I’ve become really antsy in my full-time job.  Maybe it’s because I don’t have a lot of tasks there that I enjoy and that I feel really match my skill set.  Maybe it’s because the bosses don’t do a great job of making me (and the rest of the staff) feel appreciated.  Maybe it’s because I can see a light at the end of the tunnel, and I am just super-eager to get to the end.  I’m not sure, but while I am trying to work on having a good attitude in my job, I admit that I feel that the sooner I’m done there, the better.  So that’s making me want to push even harder toward getting all that debt paid off.

The other thing that has me chomping at the proverbial bit is the fact that Chef and I have been more active in our dreaming lately.  We’ve always had ideas of building a house out in the country.  We want to have a great big garden and to raise some animals — chickens, goats, rabbits, and honey bees.  We want to continue to have people over for meals, and we also want to be better able to minister to missionaries on home assignment by offering them a place to stay for the weeks or months that they are in our area of the country.  And Chef and I, over the years, have gone in waves where we think about these plans a lot for a while, and then we don’t think about them for a while.
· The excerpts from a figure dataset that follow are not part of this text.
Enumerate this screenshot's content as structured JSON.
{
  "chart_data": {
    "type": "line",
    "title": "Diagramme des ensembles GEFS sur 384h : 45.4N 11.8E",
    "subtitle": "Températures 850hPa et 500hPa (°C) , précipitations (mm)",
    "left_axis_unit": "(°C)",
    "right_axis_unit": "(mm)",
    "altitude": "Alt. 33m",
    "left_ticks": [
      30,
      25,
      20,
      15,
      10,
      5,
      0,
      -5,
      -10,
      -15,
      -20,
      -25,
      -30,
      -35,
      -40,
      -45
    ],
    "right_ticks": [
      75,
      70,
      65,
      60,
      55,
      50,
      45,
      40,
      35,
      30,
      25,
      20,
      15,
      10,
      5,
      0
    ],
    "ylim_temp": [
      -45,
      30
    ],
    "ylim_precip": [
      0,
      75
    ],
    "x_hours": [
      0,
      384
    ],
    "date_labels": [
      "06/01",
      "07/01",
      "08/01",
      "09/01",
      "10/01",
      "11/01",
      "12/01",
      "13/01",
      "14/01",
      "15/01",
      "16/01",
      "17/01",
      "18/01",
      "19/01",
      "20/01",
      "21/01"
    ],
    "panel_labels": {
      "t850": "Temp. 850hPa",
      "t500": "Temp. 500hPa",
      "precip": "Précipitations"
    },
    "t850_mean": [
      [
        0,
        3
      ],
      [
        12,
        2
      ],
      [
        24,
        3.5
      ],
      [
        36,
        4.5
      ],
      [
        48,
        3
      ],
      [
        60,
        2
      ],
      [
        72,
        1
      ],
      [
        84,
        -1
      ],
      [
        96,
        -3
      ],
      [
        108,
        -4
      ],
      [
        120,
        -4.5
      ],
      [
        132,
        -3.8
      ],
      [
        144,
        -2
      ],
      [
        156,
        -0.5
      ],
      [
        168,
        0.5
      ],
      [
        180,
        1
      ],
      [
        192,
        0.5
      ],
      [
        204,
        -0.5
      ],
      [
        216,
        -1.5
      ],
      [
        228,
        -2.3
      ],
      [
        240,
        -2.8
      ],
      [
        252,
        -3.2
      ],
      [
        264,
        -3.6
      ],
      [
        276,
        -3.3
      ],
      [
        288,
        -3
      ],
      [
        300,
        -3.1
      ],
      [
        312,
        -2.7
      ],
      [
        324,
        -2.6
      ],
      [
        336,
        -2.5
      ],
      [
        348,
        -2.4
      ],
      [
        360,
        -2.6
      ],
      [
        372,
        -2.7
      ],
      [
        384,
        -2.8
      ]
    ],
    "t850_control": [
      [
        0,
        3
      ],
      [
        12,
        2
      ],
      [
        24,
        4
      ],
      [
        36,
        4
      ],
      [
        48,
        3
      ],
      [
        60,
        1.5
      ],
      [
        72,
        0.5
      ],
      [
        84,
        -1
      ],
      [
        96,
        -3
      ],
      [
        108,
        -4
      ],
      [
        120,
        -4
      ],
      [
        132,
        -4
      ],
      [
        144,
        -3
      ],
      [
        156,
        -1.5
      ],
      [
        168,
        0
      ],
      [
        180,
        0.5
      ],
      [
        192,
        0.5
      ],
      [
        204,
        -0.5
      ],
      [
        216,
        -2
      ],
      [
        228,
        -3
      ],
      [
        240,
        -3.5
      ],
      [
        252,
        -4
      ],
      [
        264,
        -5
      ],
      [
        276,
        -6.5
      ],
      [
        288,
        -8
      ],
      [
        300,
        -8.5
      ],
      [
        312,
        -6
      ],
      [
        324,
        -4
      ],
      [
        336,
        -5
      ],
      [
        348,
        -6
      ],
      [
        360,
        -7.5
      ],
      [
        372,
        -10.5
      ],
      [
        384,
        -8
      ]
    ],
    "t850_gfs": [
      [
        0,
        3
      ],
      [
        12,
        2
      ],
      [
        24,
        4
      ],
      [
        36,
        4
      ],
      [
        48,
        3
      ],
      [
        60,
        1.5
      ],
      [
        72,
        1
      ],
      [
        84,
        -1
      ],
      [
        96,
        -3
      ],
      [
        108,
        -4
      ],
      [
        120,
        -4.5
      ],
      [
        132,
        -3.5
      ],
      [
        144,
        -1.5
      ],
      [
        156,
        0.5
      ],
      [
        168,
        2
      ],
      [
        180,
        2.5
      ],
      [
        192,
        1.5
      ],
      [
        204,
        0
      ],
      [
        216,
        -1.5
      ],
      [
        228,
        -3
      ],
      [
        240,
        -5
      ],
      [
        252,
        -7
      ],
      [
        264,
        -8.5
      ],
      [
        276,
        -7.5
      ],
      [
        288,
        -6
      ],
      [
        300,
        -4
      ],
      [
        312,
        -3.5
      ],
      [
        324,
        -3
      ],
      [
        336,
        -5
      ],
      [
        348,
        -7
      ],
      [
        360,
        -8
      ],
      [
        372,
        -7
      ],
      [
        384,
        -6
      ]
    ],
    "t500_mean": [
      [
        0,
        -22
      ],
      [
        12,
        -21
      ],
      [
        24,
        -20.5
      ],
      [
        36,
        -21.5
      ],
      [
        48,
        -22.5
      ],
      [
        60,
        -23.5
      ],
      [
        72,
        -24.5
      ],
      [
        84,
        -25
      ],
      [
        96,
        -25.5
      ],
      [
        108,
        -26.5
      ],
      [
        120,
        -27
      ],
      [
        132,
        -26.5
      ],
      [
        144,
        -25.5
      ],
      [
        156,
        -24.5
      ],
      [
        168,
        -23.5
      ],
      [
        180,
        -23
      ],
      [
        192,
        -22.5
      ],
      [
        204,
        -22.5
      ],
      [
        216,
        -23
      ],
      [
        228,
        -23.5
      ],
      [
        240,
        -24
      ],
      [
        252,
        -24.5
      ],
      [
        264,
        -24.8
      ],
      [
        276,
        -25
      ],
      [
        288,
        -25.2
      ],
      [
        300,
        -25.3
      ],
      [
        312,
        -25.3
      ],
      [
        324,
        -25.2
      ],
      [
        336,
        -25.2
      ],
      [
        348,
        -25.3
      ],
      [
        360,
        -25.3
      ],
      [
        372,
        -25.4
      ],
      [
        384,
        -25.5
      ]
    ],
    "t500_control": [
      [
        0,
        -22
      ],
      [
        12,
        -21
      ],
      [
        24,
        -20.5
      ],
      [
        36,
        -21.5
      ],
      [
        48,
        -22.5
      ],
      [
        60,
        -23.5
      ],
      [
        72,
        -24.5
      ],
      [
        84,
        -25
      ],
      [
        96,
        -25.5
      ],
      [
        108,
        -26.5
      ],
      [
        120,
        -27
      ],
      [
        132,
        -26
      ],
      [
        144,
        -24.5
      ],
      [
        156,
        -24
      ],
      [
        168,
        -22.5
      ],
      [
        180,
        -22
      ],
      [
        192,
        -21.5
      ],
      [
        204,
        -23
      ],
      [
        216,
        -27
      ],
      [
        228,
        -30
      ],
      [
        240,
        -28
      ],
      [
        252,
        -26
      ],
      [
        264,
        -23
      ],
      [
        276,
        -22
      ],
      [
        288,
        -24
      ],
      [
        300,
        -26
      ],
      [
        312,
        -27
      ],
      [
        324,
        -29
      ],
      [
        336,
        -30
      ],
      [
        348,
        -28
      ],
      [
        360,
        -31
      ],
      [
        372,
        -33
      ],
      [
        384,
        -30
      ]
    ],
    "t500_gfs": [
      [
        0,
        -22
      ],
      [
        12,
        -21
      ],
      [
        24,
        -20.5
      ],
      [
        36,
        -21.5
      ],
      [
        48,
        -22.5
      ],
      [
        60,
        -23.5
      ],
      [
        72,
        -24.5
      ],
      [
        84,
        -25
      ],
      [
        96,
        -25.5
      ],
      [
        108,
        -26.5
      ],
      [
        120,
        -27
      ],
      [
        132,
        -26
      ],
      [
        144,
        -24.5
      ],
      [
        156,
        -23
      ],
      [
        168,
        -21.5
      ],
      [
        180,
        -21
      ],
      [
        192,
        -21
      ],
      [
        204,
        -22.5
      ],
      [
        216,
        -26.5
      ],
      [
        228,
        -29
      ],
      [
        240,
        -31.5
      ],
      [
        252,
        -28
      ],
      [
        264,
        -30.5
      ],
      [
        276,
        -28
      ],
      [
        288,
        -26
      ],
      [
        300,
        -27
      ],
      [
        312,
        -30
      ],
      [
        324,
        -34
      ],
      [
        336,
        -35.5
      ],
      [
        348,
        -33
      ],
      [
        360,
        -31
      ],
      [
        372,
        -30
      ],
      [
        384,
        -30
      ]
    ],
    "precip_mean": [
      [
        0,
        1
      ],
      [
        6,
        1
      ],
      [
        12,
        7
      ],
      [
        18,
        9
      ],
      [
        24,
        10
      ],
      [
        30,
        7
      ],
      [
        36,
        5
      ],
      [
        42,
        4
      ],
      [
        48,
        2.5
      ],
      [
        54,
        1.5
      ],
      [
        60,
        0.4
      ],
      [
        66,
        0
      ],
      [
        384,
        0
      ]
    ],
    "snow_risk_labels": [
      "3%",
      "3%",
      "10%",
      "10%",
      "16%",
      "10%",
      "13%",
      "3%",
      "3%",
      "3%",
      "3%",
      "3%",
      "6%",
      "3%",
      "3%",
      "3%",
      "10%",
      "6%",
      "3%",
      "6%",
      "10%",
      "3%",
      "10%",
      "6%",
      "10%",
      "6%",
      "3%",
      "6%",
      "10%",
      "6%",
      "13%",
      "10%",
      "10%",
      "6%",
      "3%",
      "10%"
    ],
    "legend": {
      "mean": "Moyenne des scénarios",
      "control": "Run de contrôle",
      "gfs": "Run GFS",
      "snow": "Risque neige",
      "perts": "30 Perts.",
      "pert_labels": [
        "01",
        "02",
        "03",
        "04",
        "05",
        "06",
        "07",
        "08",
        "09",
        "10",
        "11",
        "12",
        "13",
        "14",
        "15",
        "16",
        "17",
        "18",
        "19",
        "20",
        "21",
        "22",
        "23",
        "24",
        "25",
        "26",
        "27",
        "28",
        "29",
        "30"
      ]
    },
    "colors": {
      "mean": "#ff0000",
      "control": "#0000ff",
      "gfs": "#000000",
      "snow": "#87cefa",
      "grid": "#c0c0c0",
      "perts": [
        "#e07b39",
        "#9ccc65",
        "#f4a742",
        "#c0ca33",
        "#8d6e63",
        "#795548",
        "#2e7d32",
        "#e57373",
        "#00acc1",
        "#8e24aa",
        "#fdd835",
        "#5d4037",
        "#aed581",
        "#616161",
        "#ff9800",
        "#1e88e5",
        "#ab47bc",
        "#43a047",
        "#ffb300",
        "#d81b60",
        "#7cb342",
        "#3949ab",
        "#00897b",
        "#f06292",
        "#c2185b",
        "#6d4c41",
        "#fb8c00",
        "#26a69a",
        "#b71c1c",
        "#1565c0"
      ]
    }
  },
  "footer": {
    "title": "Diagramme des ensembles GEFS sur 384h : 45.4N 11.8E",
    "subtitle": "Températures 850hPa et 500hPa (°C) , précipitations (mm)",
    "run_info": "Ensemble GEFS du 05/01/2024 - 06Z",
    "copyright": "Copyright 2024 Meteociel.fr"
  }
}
Right now, we’re thinking about it a lot.

We’ve been looking at house plans, barn plans, and lots for sale (like the one below.  So pretty!)

photo courtesy mibor.com

 

I’m so eager to get there.  I want that little house in the country, and I want to make meals consisting of braised rabbit, goat cheese, eggs, honey, and fruits and vegetables from our own land.  I want to be a homemaker, keeping our home cozy and comfortable (rather than messy and barely functional, which is how it feels sometimes right now.)

I also want to be debt-free so we can give more and serve more.  We have some causes we support a little bit right now, but we really want to increase our giving.  And we really enjoy being hospitable to guests, and we want to be able to do more of that as well.  But with working so much and not having a lot of extra money, we’re not able to do as much as we’d like to.

All these dreams and desires are motivation.  I’m eager and I’m anxious.  And that makes me think harder about how to move the train along a little faster.

I’ll let you know if I come up with any great ideas.